One benefit Fields has going in his favor is a full off-season. The Bears and their young passer have been hard at work over the past several weeks — something no one was able to do in Lake Forest last year due to COVID-19. A rookie introduction followed by a veteran mini-camp have paid off with tremendous dividends for Fields as he acclimates to professional football.
“These last few weeks have been a big help for me just to get around the veteran guys, learn from them, learn from guys like Andy (Dalton), guys like Nick (Foles),” Fields continued. “The more reps in practice that I have, the more I’ll grow. These last few weeks have been great, and I’ve definitely learned a lot and I think I’ve definitely progressed each and every day.”
One play in Thursday’s practice, along with its aftermath, exemplified exactly what the Bears have in Fields. Despite a lot of time spent on his pinpoint passing of late, Fields made a mistake in a red zone drill that was intercepted by Christian Jones. Rather than dwell on what could’ve or should’ve been, meticulous work began to make sure the same throw on the same play never happens again. It’s common sense, but easier said than done for most.

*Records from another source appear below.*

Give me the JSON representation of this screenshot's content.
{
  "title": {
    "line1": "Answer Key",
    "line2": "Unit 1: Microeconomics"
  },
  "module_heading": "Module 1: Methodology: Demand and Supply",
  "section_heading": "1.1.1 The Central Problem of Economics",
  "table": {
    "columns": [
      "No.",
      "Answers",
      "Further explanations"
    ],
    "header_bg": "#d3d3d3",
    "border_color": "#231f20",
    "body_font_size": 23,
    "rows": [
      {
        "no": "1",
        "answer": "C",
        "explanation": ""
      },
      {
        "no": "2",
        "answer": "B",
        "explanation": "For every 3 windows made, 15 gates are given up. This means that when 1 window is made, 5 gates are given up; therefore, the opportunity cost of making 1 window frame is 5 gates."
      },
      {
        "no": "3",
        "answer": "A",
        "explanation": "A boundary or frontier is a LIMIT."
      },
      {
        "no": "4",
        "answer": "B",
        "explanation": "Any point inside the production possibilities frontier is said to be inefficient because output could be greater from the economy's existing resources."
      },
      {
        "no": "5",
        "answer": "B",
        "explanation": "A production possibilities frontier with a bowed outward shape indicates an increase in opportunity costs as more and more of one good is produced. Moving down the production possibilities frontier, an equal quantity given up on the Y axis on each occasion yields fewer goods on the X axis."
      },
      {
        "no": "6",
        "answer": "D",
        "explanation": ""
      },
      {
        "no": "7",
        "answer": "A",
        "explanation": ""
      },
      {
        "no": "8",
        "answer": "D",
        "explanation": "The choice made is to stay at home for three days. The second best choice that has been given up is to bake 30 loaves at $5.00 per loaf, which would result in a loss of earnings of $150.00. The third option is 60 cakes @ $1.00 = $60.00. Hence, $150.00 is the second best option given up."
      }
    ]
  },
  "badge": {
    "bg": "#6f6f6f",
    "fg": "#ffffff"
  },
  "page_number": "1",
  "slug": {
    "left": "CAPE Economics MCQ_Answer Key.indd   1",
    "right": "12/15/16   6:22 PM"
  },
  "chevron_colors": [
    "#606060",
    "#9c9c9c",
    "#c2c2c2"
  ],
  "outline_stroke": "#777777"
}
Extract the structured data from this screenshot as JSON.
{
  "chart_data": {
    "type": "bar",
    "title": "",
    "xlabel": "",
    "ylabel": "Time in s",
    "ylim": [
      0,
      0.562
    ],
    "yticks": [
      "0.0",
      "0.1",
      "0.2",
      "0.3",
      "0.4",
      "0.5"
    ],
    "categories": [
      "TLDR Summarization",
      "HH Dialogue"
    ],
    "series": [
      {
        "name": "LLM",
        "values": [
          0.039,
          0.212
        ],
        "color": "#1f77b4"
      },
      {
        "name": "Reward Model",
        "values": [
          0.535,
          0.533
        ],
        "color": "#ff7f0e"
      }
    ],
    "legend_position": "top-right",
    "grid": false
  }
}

Fields understands fixing his missteps won’t be a simple task. And the Bears don’t expect him to have every problem solved right away. It’s not realistic. Some things can only be taught through active repetition against live defenses, after all. But if he’s to reach his potential, an earnest, thorough effort must be submitted on every blemish.
In this regard, Fields is already so far ahead of the curve.
“Me personally, I tend not to make a mistake more than one time,” Fields said. “So once I’ve made that mistake, I learn from that mistake and there’s a 99.9 percent [chance] that that same mistake will not happen again.”